Our amended and restated certificate of incorporation further provides that any repeal or modification of such article by our stockholders or amendment to the Delaware General Corporation Law will not adversely affect any right or protection existing at the time of such repeal or modification with respect to any acts or omissions occurring before such repeal or modification of a director serving at the time of such repeal or modification.

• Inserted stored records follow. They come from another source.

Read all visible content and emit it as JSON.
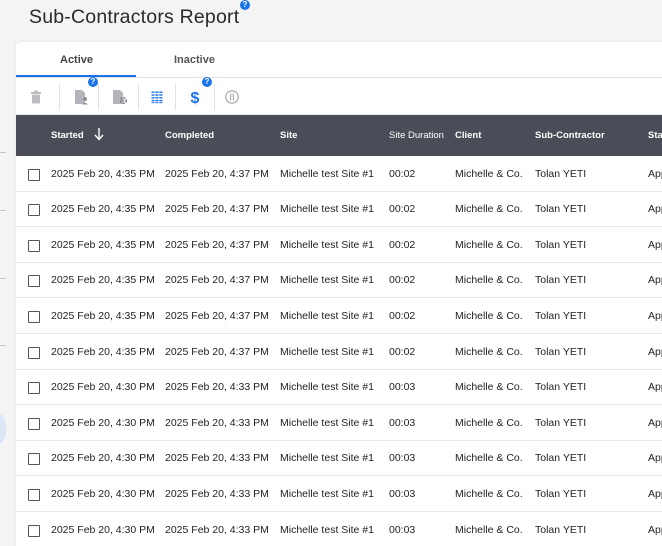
{
  "page": {
    "title": "Sub-Contractors Report"
  },
  "tabs": [
    {
      "label": "Active",
      "active": true
    },
    {
      "label": "Inactive",
      "active": false
    }
  ],
  "toolbar": {
    "icons": [
      "trash-icon",
      "document-person-icon",
      "document-gear-icon",
      "columns-list-icon",
      "dollar-icon",
      "no-charge-icon"
    ],
    "accent": "#1a73e8"
  },
  "table": {
    "header_bg": "#4a4d57",
    "columns": [
      "Started",
      "Completed",
      "Site",
      "Site Duration",
      "Client",
      "Sub-Contractor",
      "Sta"
    ],
    "rows": [
      [
        "2025 Feb 20, 4:35 PM",
        "2025 Feb 20, 4:37 PM",
        "Michelle test Site #1",
        "00:02",
        "Michelle & Co.",
        "Tolan YETI",
        "App"
      ],
      [
        "2025 Feb 20, 4:35 PM",
        "2025 Feb 20, 4:37 PM",
        "Michelle test Site #1",
        "00:02",
        "Michelle & Co.",
        "Tolan YETI",
        "App"
      ],
      [
        "2025 Feb 20, 4:35 PM",
        "2025 Feb 20, 4:37 PM",
        "Michelle test Site #1",
        "00:02",
        "Michelle & Co.",
        "Tolan YETI",
        "App"
      ],
      [
        "2025 Feb 20, 4:35 PM",
        "2025 Feb 20, 4:37 PM",
        "Michelle test Site #1",
        "00:02",
        "Michelle & Co.",
        "Tolan YETI",
        "App"
      ],
      [
        "2025 Feb 20, 4:35 PM",
        "2025 Feb 20, 4:37 PM",
        "Michelle test Site #1",
        "00:02",
        "Michelle & Co.",
        "Tolan YETI",
        "App"
      ],
      [
        "2025 Feb 20, 4:35 PM",
        "2025 Feb 20, 4:37 PM",
        "Michelle test Site #1",
        "00:02",
        "Michelle & Co.",
        "Tolan YETI",
        "App"
      ],
      [
        "2025 Feb 20, 4:30 PM",
        "2025 Feb 20, 4:33 PM",
        "Michelle test Site #1",
        "00:03",
        "Michelle & Co.",
        "Tolan YETI",
        "App"
      ],
      [
        "2025 Feb 20, 4:30 PM",
        "2025 Feb 20, 4:33 PM",
        "Michelle test Site #1",
        "00:03",
        "Michelle & Co.",
        "Tolan YETI",
        "App"
      ],
      [
        "2025 Feb 20, 4:30 PM",
        "2025 Feb 20, 4:33 PM",
        "Michelle test Site #1",
        "00:03",
        "Michelle & Co.",
        "Tolan YETI",
        "App"
      ],
      [
        "2025 Feb 20, 4:30 PM",
        "2025 Feb 20, 4:33 PM",
        "Michelle test Site #1",
        "00:03",
        "Michelle & Co.",
        "Tolan YETI",
        "App"
      ],
      [
        "2025 Feb 20, 4:30 PM",
        "2025 Feb 20, 4:33 PM",
        "Michelle test Site #1",
        "00:03",
        "Michelle & Co.",
        "Tolan YETI",
        "App"
      ]
    ]
  }
}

Our amended and restated certificate of incorporation provides that we will indemnify each person who was or is a party or threatened to be made a party to any threatened, pending or completed action, suit or proceeding whether civil, criminal, administrative or investigative (other than an action by or in the right of us) by reason of the fact that he or she is or was, or has agreed to become, our director or officer, or is or was serving, or has agreed to serve, at our request as a director, officer, partner, employee or trustee of, or in a similar capacity with, another corporation, partnership, joint venture or other enterprise (all such persons being referred to as an “Indemnitee”), or by reason of any action alleged to have been taken or omitted in such capacity, against all expenses (including attorneys’ fees), judgments, fines, and amounts paid in settlement actually and reasonably incurred in connection with such action, suit or proceeding and any appeal therefrom, if such Indemnitee acted in good faith and in a manner he or she reasonably believed to be in or not opposed to our best interests, and, with respect to any criminal action or proceeding, he or she had no reasonable cause to believe his or her conduct was unlawful. Our amended and restated certificate of incorporation also provides that we will advance expenses to Indemnitees in connection with a legal proceeding, subject to limited exceptions.

In connection with the sale of common stock being registered hereby, we will enter into indemnification agreements with each of our directors and our executive officers. These agreements will provide that we will indemnify each of our directors and such officers to the fullest extent permitted by law and our amended and restated certificate of incorporation and our amended and restated bylaws.

We also maintain a general liability insurance policy, which covers certain liabilities of directors and officers of our company arising out of claims based on acts or omissions in their capacities as directors or officers.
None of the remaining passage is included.